Опасность миновала - Барбансон уже выбрался на Маринкину улицу.
- Ты что же это! - стала ругаться Маринка. - Я уж думала, тонуть хочешь! Нырнула - и нет!
"Саранча" все еще бултыхалась в воде с визгом, плеском и шумом.
- Хорошо скупнулась, - довольным тоном произнесла Маринка, выбравшись на берег и натягивая на мокрое тело сарафан. - Теперь уже надолго скупнулась. Теперь уж он не даст.
Одевшись, она заторопила Дину, которая все никак не могла надеть платье, - так озябла, что руки тряслись.
- Ну идем же! Идем, Чижикова!
- Да, - прошептала Дина, - идем.
У нее тревожно и гулко билось сердце, и вдруг захотелось домой.
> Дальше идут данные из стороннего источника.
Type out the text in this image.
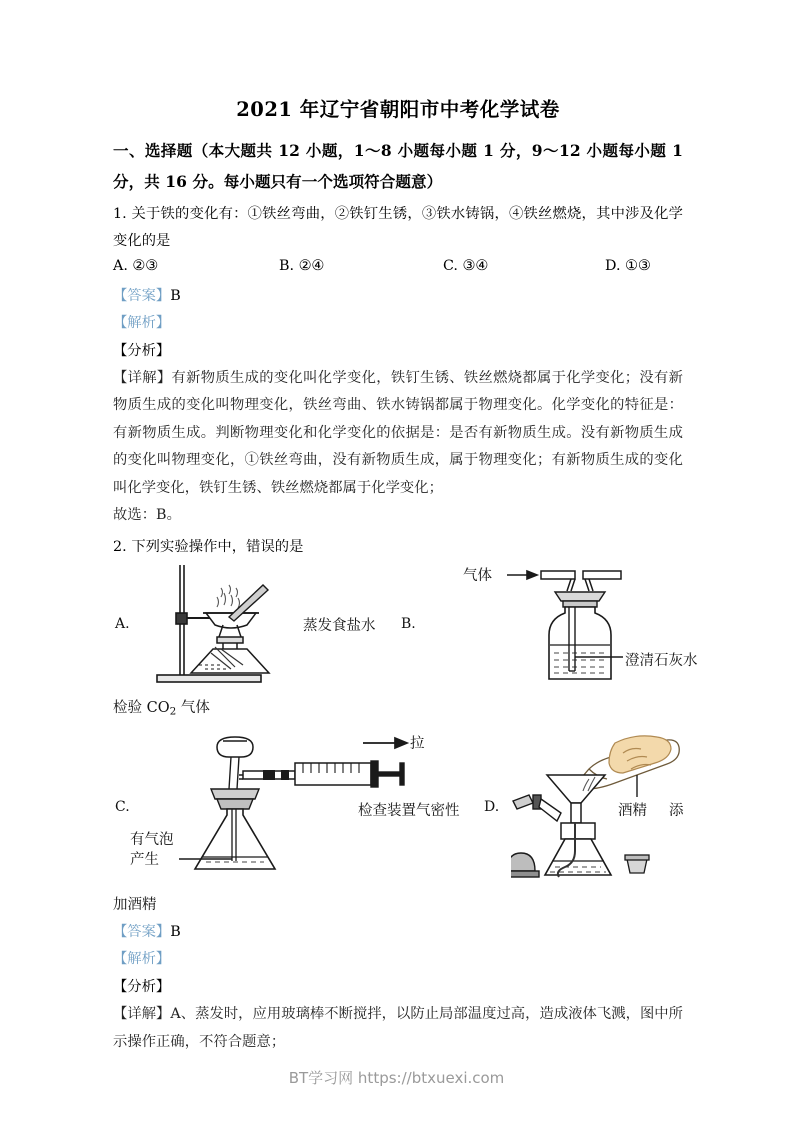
2021 年辽宁省朝阳市中考化学试卷
一、选择题（本大题共 12 小题，1～8 小题每小题 1 分，9～12 小题每小题 1 分，共 16 分。每小题只有一个选项符合题意）
1. 关于铁的变化有：①铁丝弯曲，②铁钉生锈，③铁水铸锅，④铁丝燃烧，其中涉及化学变化的是
A. ②③	B. ②④	C. ③④	D. ①③
【答案】B
【解析】
【分析】
【详解】有新物质生成的变化叫化学变化，铁钉生锈、铁丝燃烧都属于化学变化；没有新物质生成的变化叫物理变化，铁丝弯曲、铁水铸锅都属于物理变化。化学变化的特征是：有新物质生成。判断物理变化和化学变化的依据是：是否有新物质生成。没有新物质生成的变化叫物理变化，①铁丝弯曲，没有新物质生成，属于物理变化；有新物质生成的变化叫化学变化，铁钉生锈、铁丝燃烧都属于化学变化；
故选：B。
2. 下列实验操作中，错误的是
A.	蒸发食盐水 B.
气体
澄清石灰水
检验 $CO_2$ 气体
C.
拉
有气泡
产生
检查装置气密性 D.	酒精 添
加酒精
【答案】B
【解析】
【分析】
【详解】A、蒸发时，应用玻璃棒不断搅拌，以防止局部温度过高，造成液体飞溅，图中所示操作正确，不符合题意；
BT学习网 https://btxuexi.com
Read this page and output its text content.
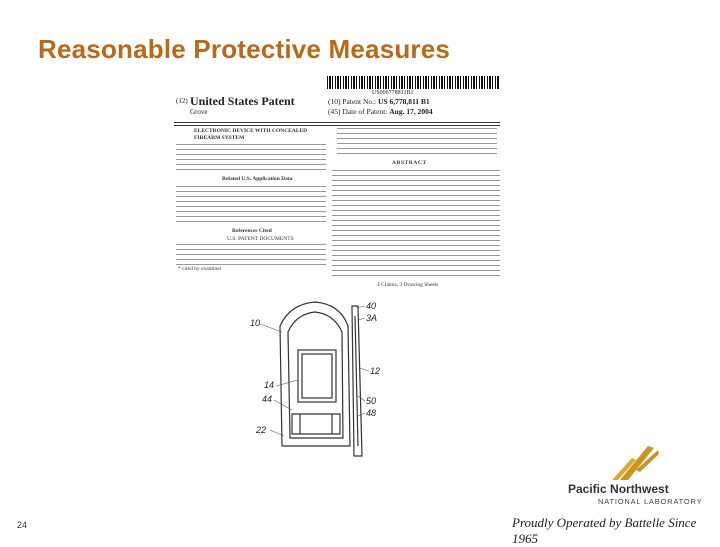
Reasonable Protective Measures
US006778811B1
(12) United States Patent
Grove
(10) Patent No.: US 6,778,811 B1
(45) Date of Patent: Aug. 17, 2004
ELECTRONIC DEVICE WITH CONCEALED FIREARM SYSTEM
Related U.S. Application Data
References Cited
U.S. PATENT DOCUMENTS
* cited by examiner
ABSTRACT
4 Claims, 3 Drawing Sheets
10
40
3A
12
14
44
22
50
48
24
Pacific Northwest
NATIONAL LABORATORY
Proudly Operated by Battelle Since 1965
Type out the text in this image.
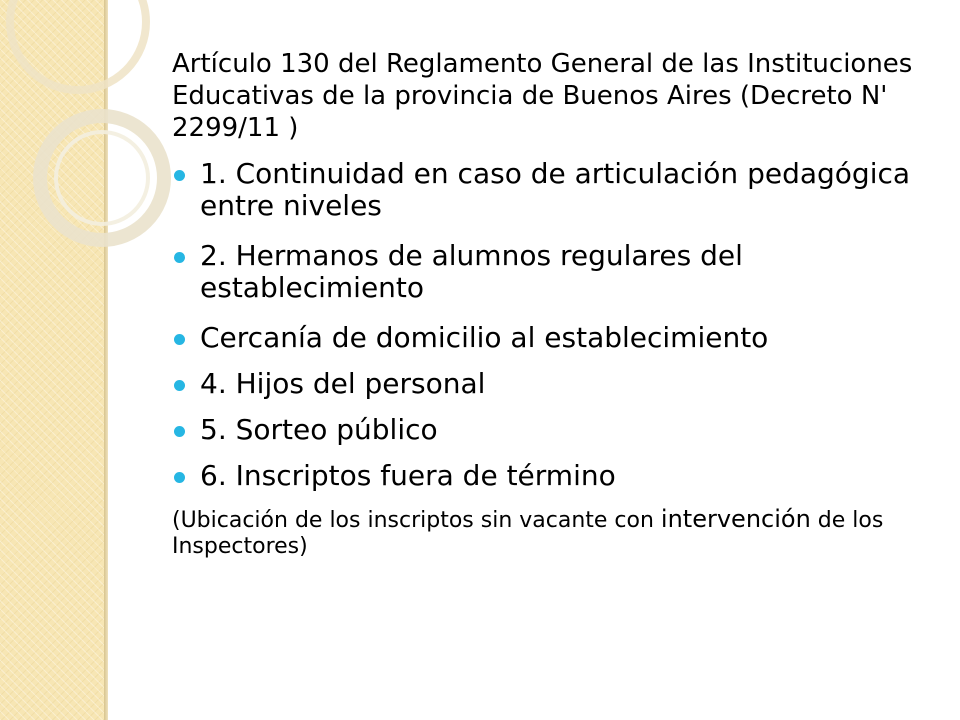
Artículo 130 del Reglamento General de las Instituciones Educativas de la provincia de Buenos Aires (Decreto N' 2299/11 )

1. Continuidad en caso de articulación pedagógica entre niveles
2. Hermanos de alumnos regulares del establecimiento
Cercanía de domicilio al establecimiento
4. Hijos del personal
5. Sorteo público
6. Inscriptos fuera de término

(Ubicación de los inscriptos sin vacante con intervención de los Inspectores)
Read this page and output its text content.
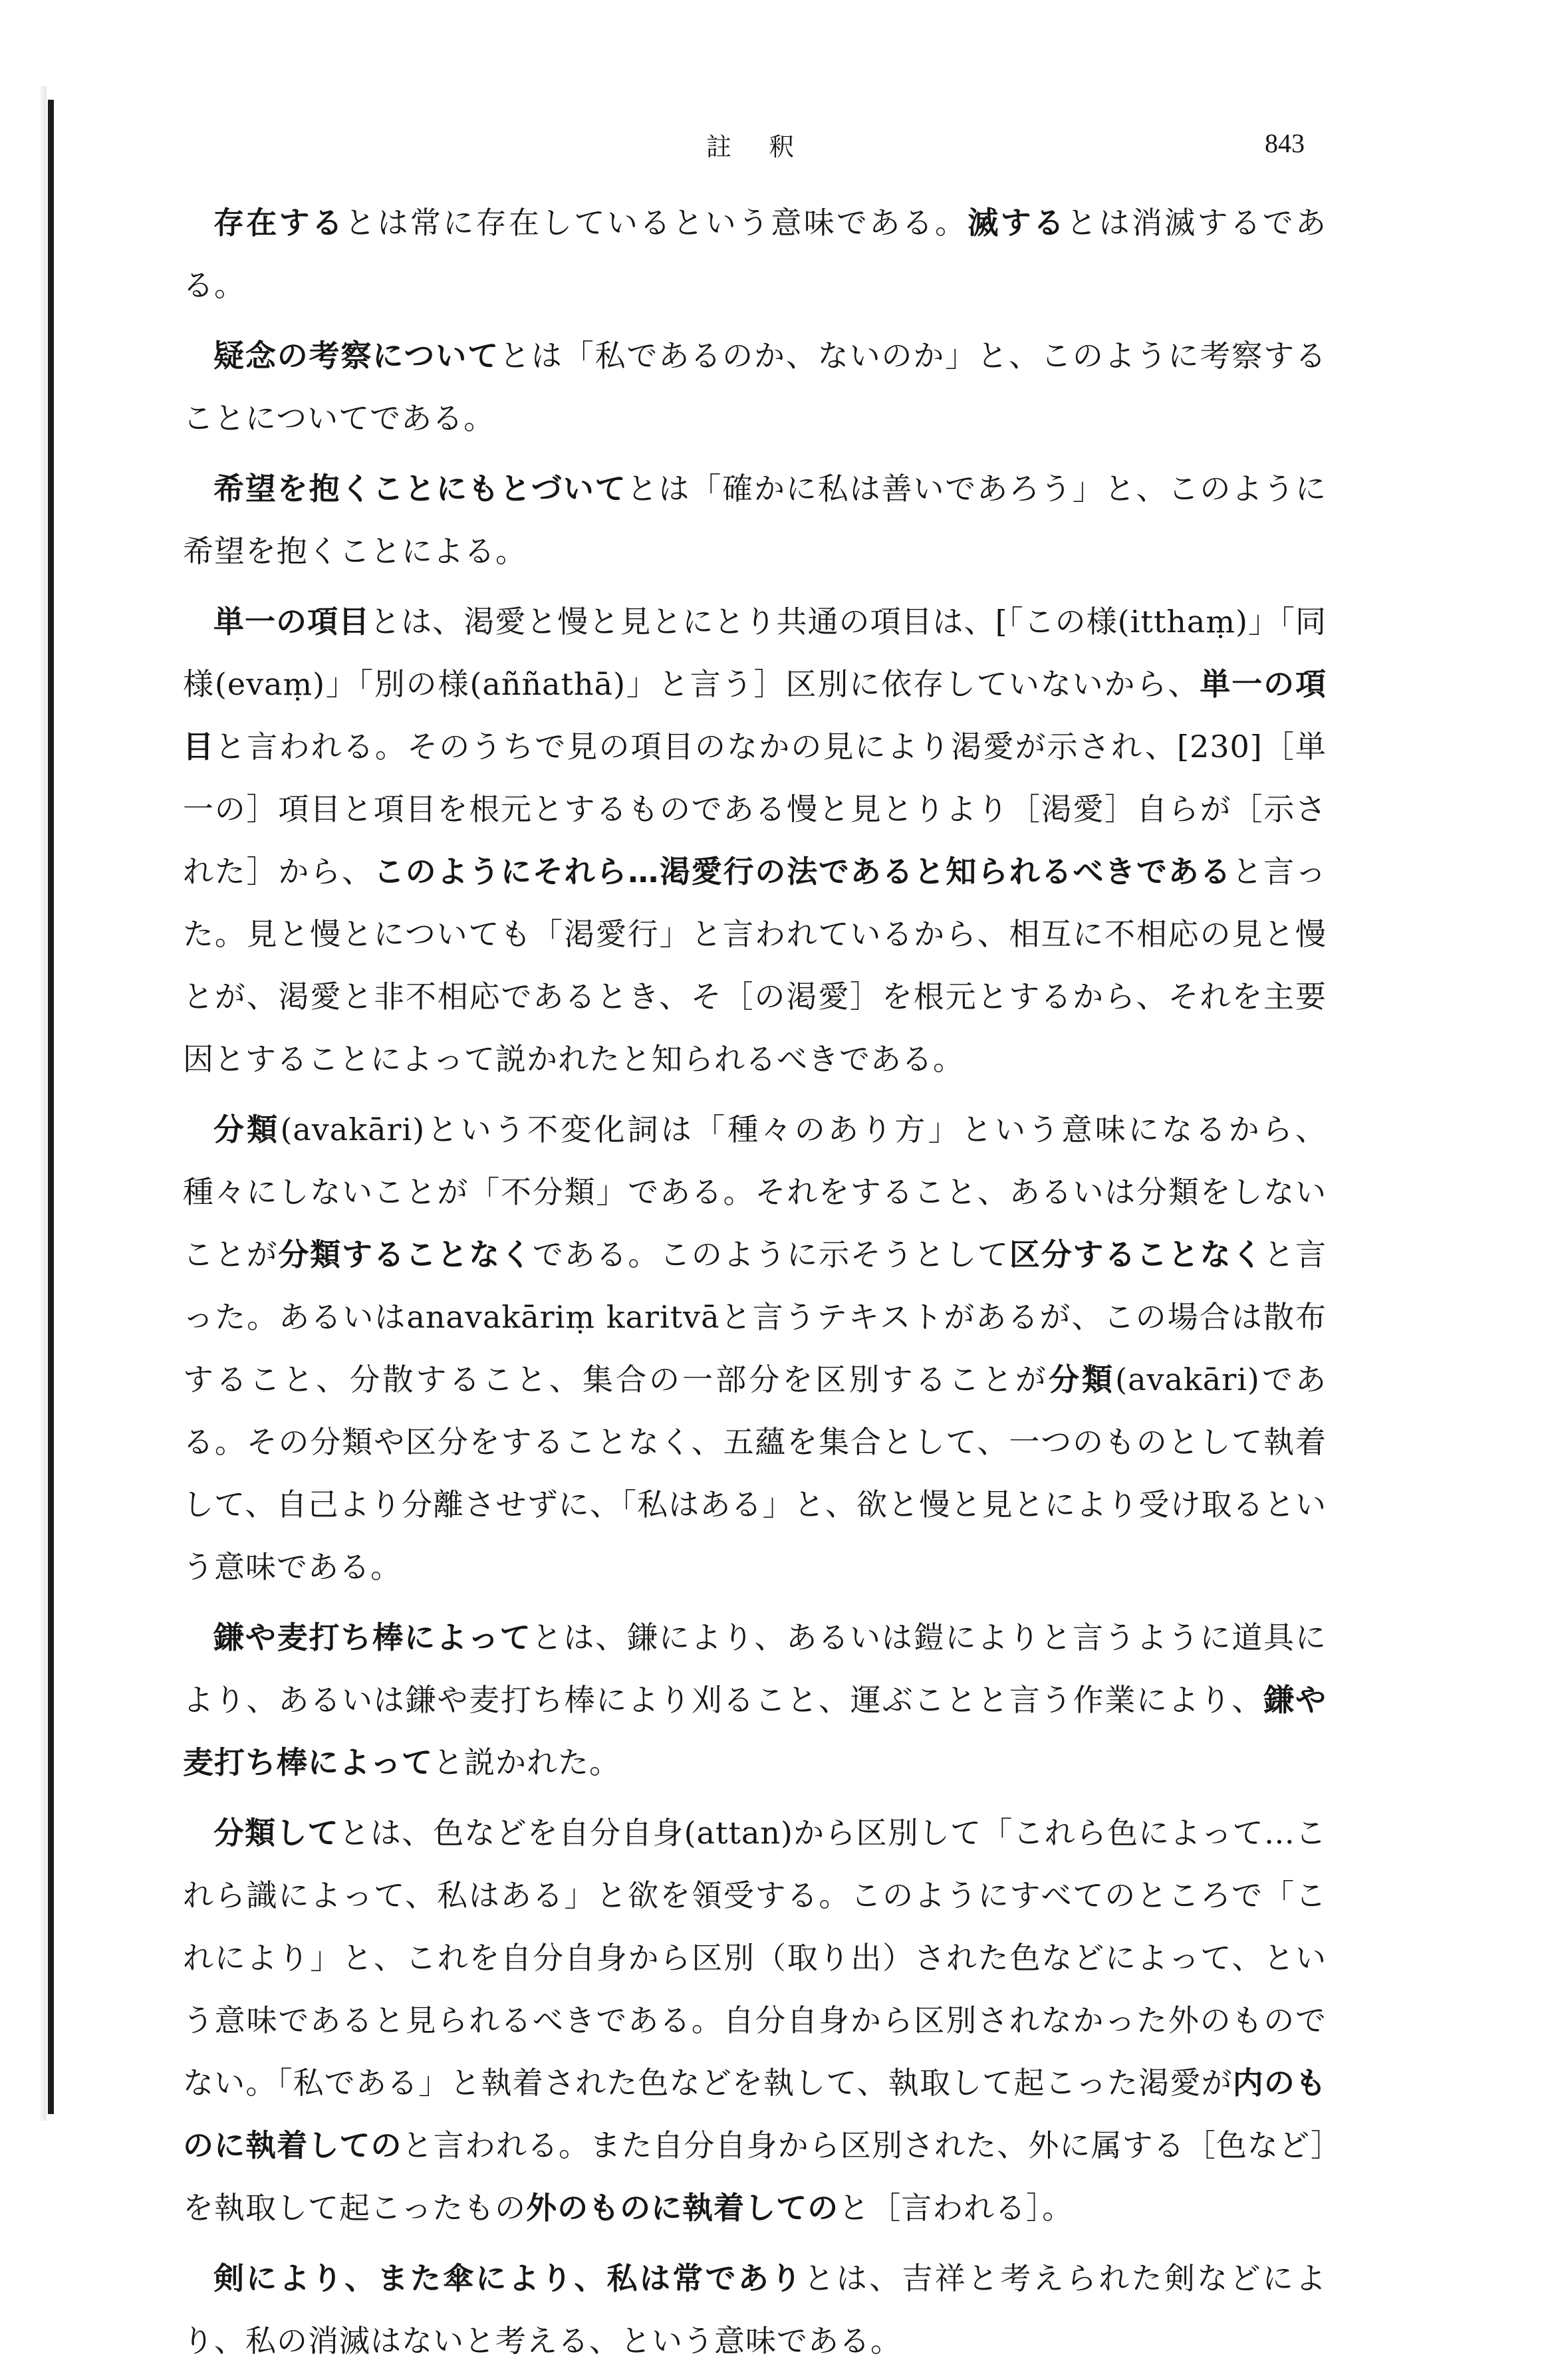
註 釈	843

存在するとは常に存在しているという意味である。滅するとは消滅するである。

疑念の考察についてとは「私であるのか、ないのか」と、このように考察することについてである。

希望を抱くことにもとづいてとは「確かに私は善いであろう」と、このように希望を抱くことによる。

単一の項目とは、渇愛と慢と見とにとり共通の項目は、[「この様(itthaṃ)」「同様(evaṃ)」「別の様(aññathā)」と言う］区別に依存していないから、単一の項目と言われる。そのうちで見の項目のなかの見により渇愛が示され、[230]［単一の］項目と項目を根元とするものである慢と見とりより［渇愛］自らが［示された］から、このようにそれら…渇愛行の法であると知られるべきであると言った。見と慢とについても「渇愛行」と言われているから、相互に不相応の見と慢とが、渇愛と非不相応であるとき、そ［の渇愛］を根元とするから、それを主要因とすることによって説かれたと知られるべきである。

分類(avakāri)という不変化詞は「種々のあり方」という意味になるから、種々にしないことが「不分類」である。それをすること、あるいは分類をしないことが分類することなくである。このように示そうとして区分することなくと言った。あるいはanavakāriṃ karitvāと言うテキストがあるが、この場合は散布すること、分散すること、集合の一部分を区別することが分類(avakāri)である。その分類や区分をすることなく、五蘊を集合として、一つのものとして執着して、自己より分離させずに、「私はある」と、欲と慢と見とにより受け取るという意味である。

鎌や麦打ち棒によってとは、鎌により、あるいは鎧によりと言うように道具により、あるいは鎌や麦打ち棒により刈ること、運ぶことと言う作業により、鎌や麦打ち棒によってと説かれた。

分類してとは、色などを自分自身(attan)から区別して「これら色によって…これら識によって、私はある」と欲を領受する。このようにすべてのところで「これにより」と、これを自分自身から区別（取り出）された色などによって、という意味であると見られるべきである。自分自身から区別されなかった外のものでない。「私である」と執着された色などを執して、執取して起こった渇愛が内のものに執着してのと言われる。また自分自身から区別された、外に属する［色など］を執取して起こったもの外のものに執着してのと［言われる］。

剣により、また傘により、私は常でありとは、吉祥と考えられた剣などにより、私の消滅はないと考える、という意味である。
- Знаешь что, - сказала она Маринке умоляюще, - ты иди вперед... Ты ему расскажи про меня. А уж я одна дойду потихоньку. А то что же я сразу... Он приехал, а я сразу.
- Хорошо, - охотно согласилась Маринка и побежала к своему дому, попрыгивая по-воробьиному.
Уехать бы! Обратно! Домой! В Брыковку! Ведь увидела же обелиск на бугре! Ведь видела же!..
Но деньги на обратный билет лежали в кармане плаща, оставленного в кухне на вешалке, и чемодан с Лелькиными тапочками тоже остался там, на лавке.
Дина постояла немного на берегу, глядя на купающуюся "саранчу", стараясь заставить сердце биться спокойнее. Но оно не слушалось. Дина коротко вздохнула и пошла к дому...
Во дворе стоял уже распряженный Барбансон. Возле телеги возилась Саша.
Дина погладила Барбансона по шее, и он покосился на нее большим добрым глазом. И вовсе он не сумасшедший.
- Не давай ему воды! - крикнула Саша Маринке, гремевшей где-то в чулане ведрами. - Пусть остынет.
- А он уже остыл! - весело отозвалась из чулана Маринка. - Он спокойно шел. Он ничего не учудил. Правда, папа?
- Правда, - раздался мужской голос, и из дома на крыльцо вышел человек.
Он был высок и широкоплеч, с крупными, загоревшими до черноты руками. Он заслонил темной ладонью глаза от солнца и посмотрел зачем-то на небо. Может быть, его беспокоили облака над лесом. И Дина тоже посмотрела на небо, и снова ей вспомнилась Брыковка - там облакам почти всегда радовались.